January 12, 2017
The temperature sat at a mere 21 degrees in the Fairmount section of Philadelphia on Monday night. Remnants of the weekend snowfall lingered on the sidewalks.
Nevertheless, a game more commonly associated with summer barbecues was underway inside Urban Saloon, where a group of locals had gathered in a back room to play bocce.
It's a sport that traces its roots to ancient Egypt, and one that is still popular elsewhere in the world. Yet, it remains a niche activity in the United States.
But an upstart bocce league has gained popularity in Fairmount, where several dozen participants gather each week to drink beers, socialize and toss a few bocce balls.
"It's sort of deceptively simple," said Niel McDowell, a 49-year-old Fairmount resident who began playing in July. "It looks simple, but it's actually really challenging. It's not about strength. It's about subtlety."
The All-American Liberty Leagues launched last July with 90 players on 14 teams. Each week, participants played games on a grassy patch near the Philadelphia Museum of Art before heading to The Black Taxi for drinks. When winter arrived, the organization moved indoors and added a cornhole league to the mix.
Despite being indoors, the bocce league maintains the leisurely vibe of a friendly summer gathering.
Players sip beers as they await their turn. Rock music runs through overhead speakers. An ESPN telecast plays on a giant screen.
"This is something they can look forward to every week," co-founder Kyle Fernley said. "This is an opportunity to get out, to meet some of your local neighbors and to have fun while you're doing it."
But make no mistake — the players want to win.
Tape measures get pulled out to determine which bocce balls are closer to the pallino, or smaller ball that serves as the target. Teams that place all four of their balls closer to the pallino than their opponents — a rarity — receive candy.

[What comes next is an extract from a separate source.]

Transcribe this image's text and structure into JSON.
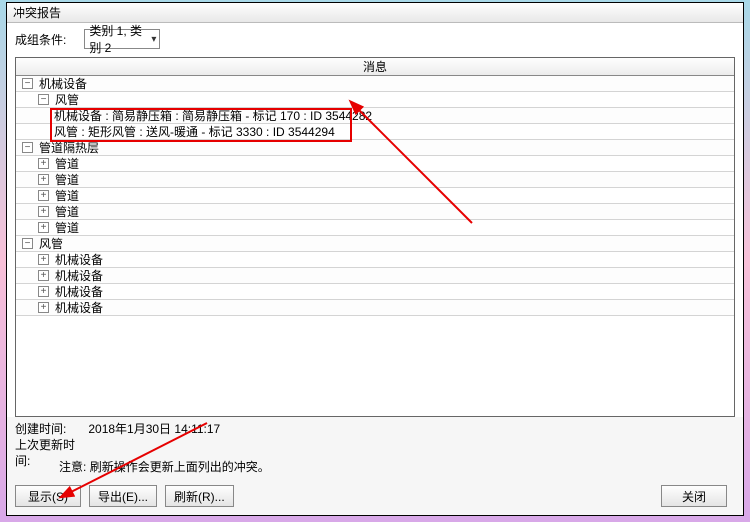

"I'm not really a competitive person," Lena Nhek said. "But with this game, I really get into it."
Nhek, 30, of Fairmount, began playing bocce about three years ago, finding the social atmosphere preferable to other recreational sports, like kickball or softball. But many participants join without ever having played.
"It requires very little strenuous activity, but also promotes teamwork and competition," Fernley said. "It's also really easy to catch on to. I've seen guys who have been playing this game for years get beat by guys who have been playing for weeks. Once you catch the bug, you just want to play more and more."

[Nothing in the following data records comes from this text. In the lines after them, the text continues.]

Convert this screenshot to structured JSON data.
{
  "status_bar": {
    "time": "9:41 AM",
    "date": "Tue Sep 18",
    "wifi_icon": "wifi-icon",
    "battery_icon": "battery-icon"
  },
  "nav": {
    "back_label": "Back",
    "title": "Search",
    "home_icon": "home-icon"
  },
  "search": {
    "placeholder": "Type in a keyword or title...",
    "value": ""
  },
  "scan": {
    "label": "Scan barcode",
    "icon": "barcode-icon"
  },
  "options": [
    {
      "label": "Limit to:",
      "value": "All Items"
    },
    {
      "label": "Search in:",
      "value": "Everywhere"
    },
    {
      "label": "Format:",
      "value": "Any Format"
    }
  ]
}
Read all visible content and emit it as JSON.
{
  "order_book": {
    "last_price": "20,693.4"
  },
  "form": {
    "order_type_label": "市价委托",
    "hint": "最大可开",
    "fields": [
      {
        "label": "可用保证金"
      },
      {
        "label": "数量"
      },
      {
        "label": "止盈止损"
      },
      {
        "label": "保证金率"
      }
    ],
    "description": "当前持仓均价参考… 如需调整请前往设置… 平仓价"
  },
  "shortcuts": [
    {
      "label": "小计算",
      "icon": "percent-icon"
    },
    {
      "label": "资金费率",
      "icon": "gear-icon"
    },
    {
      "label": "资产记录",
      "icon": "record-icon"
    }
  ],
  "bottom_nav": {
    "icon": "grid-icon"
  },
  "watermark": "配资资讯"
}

Fernley and co-founder Sam Holloschutz formed the league after participating in a bocce league that disbanded last year. They recruited people from the old league, but also found success through Nextdoor, a social media network that enables neighborhoods to form private networks.
"I had never heard of bocce until these guys brought it up," said Sumit Patel, 30, of Northeast Philadelphia. "It's always a good crowd. You meet new people every time."

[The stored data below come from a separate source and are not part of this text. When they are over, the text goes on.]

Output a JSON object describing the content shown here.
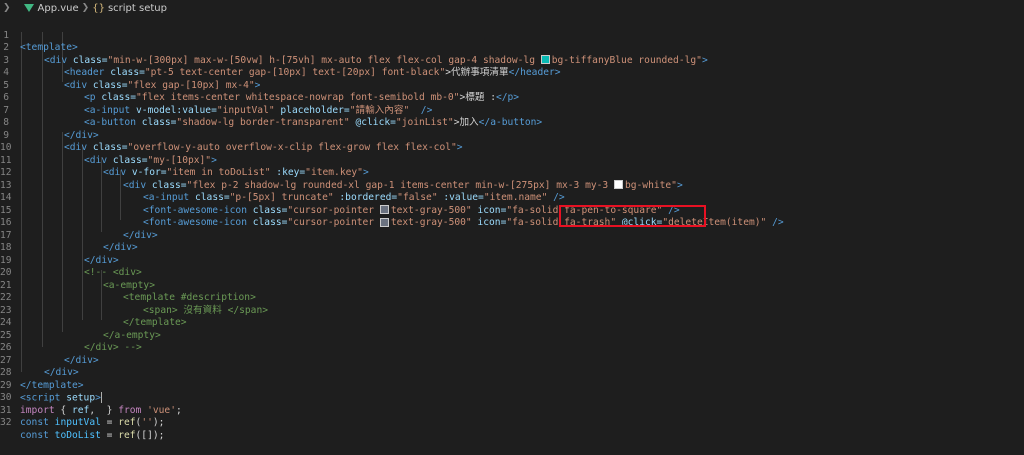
{
  "breadcrumb": {
    "file": "App.vue",
    "section_icon": "{}",
    "section": "script setup"
  },
  "colors": {
    "tiffany_swatch": "#0abab5",
    "gray500_swatch": "#6b7280",
    "white_swatch": "#ffffff",
    "highlight": "#e81123"
  },
  "lines": {
    "l1": {
      "n": "1",
      "a": "<template>"
    },
    "l2": {
      "n": "2",
      "a": "<div",
      "b": " class=",
      "c": "\"min-w-[300px] max-w-[50vw] h-[75vh] mx-auto flex flex-col gap-4 shadow-lg ",
      "d": "bg-tiffanyBlue rounded-lg\"",
      "e": ">"
    },
    "l3": {
      "n": "3",
      "a": "<header",
      "b": " class=",
      "c": "\"pt-5 text-center gap-[10px] text-[20px] font-black\"",
      "d": ">代辦事項清單",
      "e": "</header>"
    },
    "l4": {
      "n": "4",
      "a": "<div",
      "b": " class=",
      "c": "\"flex gap-[10px] mx-4\"",
      "d": ">"
    },
    "l5": {
      "n": "5",
      "a": "<p",
      "b": " class=",
      "c": "\"flex items-center whitespace-nowrap font-semibold mb-0\"",
      "d": ">標題 :",
      "e": "</p>"
    },
    "l6": {
      "n": "6",
      "a": "<a-input",
      "b": " v-model:value=",
      "c": "\"inputVal\"",
      "d": " placeholder=",
      "e": "\"請輸入內容\"",
      "f": "  />"
    },
    "l7": {
      "n": "7",
      "a": "<a-button",
      "b": " class=",
      "c": "\"shadow-lg border-transparent\"",
      "d": " @click=",
      "e": "\"joinList\"",
      "f": ">加入",
      "g": "</a-button>"
    },
    "l8": {
      "n": "8",
      "a": "</div>"
    },
    "l9": {
      "n": "9",
      "a": "<div",
      "b": " class=",
      "c": "\"overflow-y-auto overflow-x-clip flex-grow flex flex-col\"",
      "d": ">"
    },
    "l10": {
      "n": "10",
      "a": "<div",
      "b": " class=",
      "c": "\"my-[10px]\"",
      "d": ">"
    },
    "l11": {
      "n": "11",
      "a": "<div",
      "b": " v-for=",
      "c": "\"item in toDoList\"",
      "d": " :key=",
      "e": "\"item.key\"",
      "f": ">"
    },
    "l12": {
      "n": "12",
      "a": "<div",
      "b": " class=",
      "c": "\"flex p-2 shadow-lg rounded-xl gap-1 items-center min-w-[275px] mx-3 my-3 ",
      "d": "bg-white\"",
      "e": ">"
    },
    "l13": {
      "n": "13",
      "a": "<a-input",
      "b": " class=",
      "c": "\"p-[5px] truncate\"",
      "d": " :bordered=",
      "e": "\"false\"",
      "f": " :value=",
      "g": "\"item.name\"",
      "h": " />"
    },
    "l14": {
      "n": "14",
      "a": "<font-awesome-icon",
      "b": " class=",
      "c": "\"cursor-pointer ",
      "d": "text-gray-500\"",
      "e": " icon=",
      "f": "\"fa-solid fa-pen-to-square\"",
      "g": " />"
    },
    "l15": {
      "n": "15",
      "a": "<font-awesome-icon",
      "b": " class=",
      "c": "\"cursor-pointer ",
      "d": "text-gray-500\"",
      "e": " icon=",
      "f": "\"fa-solid fa-trash\"",
      "g": " @click=",
      "h": "\"deleteItem(item)\"",
      "i": " />"
    },
    "l16": {
      "n": "16",
      "a": "</div>"
    },
    "l17": {
      "n": "17",
      "a": "</div>"
    },
    "l18": {
      "n": "18",
      "a": "</div>"
    },
    "l19": {
      "n": "19",
      "a": "<!-- <div>"
    },
    "l20": {
      "n": "20",
      "a": "<a-empty>"
    },
    "l21": {
      "n": "21",
      "a": "<template #description>"
    },
    "l22": {
      "n": "22",
      "a": "<span> 沒有資料 </span>"
    },
    "l23": {
      "n": "23",
      "a": "</template>"
    },
    "l24": {
      "n": "24",
      "a": "</a-empty>"
    },
    "l25": {
      "n": "25",
      "a": "</div> -->"
    },
    "l26": {
      "n": "26",
      "a": "</div>"
    },
    "l27": {
      "n": "27",
      "a": "</div>"
    },
    "l28": {
      "n": "28",
      "a": "</template>"
    },
    "l29": {
      "n": "29",
      "a": "<script",
      "b": " setup",
      "c": ">"
    },
    "l30": {
      "n": "30",
      "a": "import",
      "b": " { ",
      "c": "ref",
      "d": ",  } ",
      "e": "from",
      "f": " 'vue'",
      "g": ";"
    },
    "l31": {
      "n": "31",
      "a": "const",
      "b": " inputVal",
      "c": " = ",
      "d": "ref",
      "e": "(",
      "f": "''",
      "g": ");"
    },
    "l32": {
      "n": "32",
      "a": "const",
      "b": " toDoList",
      "c": " = ",
      "d": "ref",
      "e": "([]);"
    }
  }
}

The success of the bocce league, which expanded to two nights in the fall, led them to launch a cornhole league this winter. Registration for the upcoming spring bocce league remains open.
For $52, participants play six regular season games followed by two weeks of playoffs. Everyone receives a league T-shirt and discounts at sponsored bars. Those who register early receive a $10 discount.
But Fernley and Holloschutz said the league isn't simply about making money.
Holloschutz, who sits on the Fairmount Civic Association, sees it as an opportunity to give back to the community. When the civic association hosted a neighborhood cleanup last fall, the league offered free admission into its winter league to anyone who participated.
And they herald the league's intimate atmosphere.
The league hosts a theme night once each season, when teams are encouraged to dress up to win prizes ranging from league discounts to Eagles tickets. The fall season, naturally, featured a Halloween theme night.
"We put a premium on putting a personal touch," Holloschutz said. "We don't hire anybody else to run the leagues — it's us."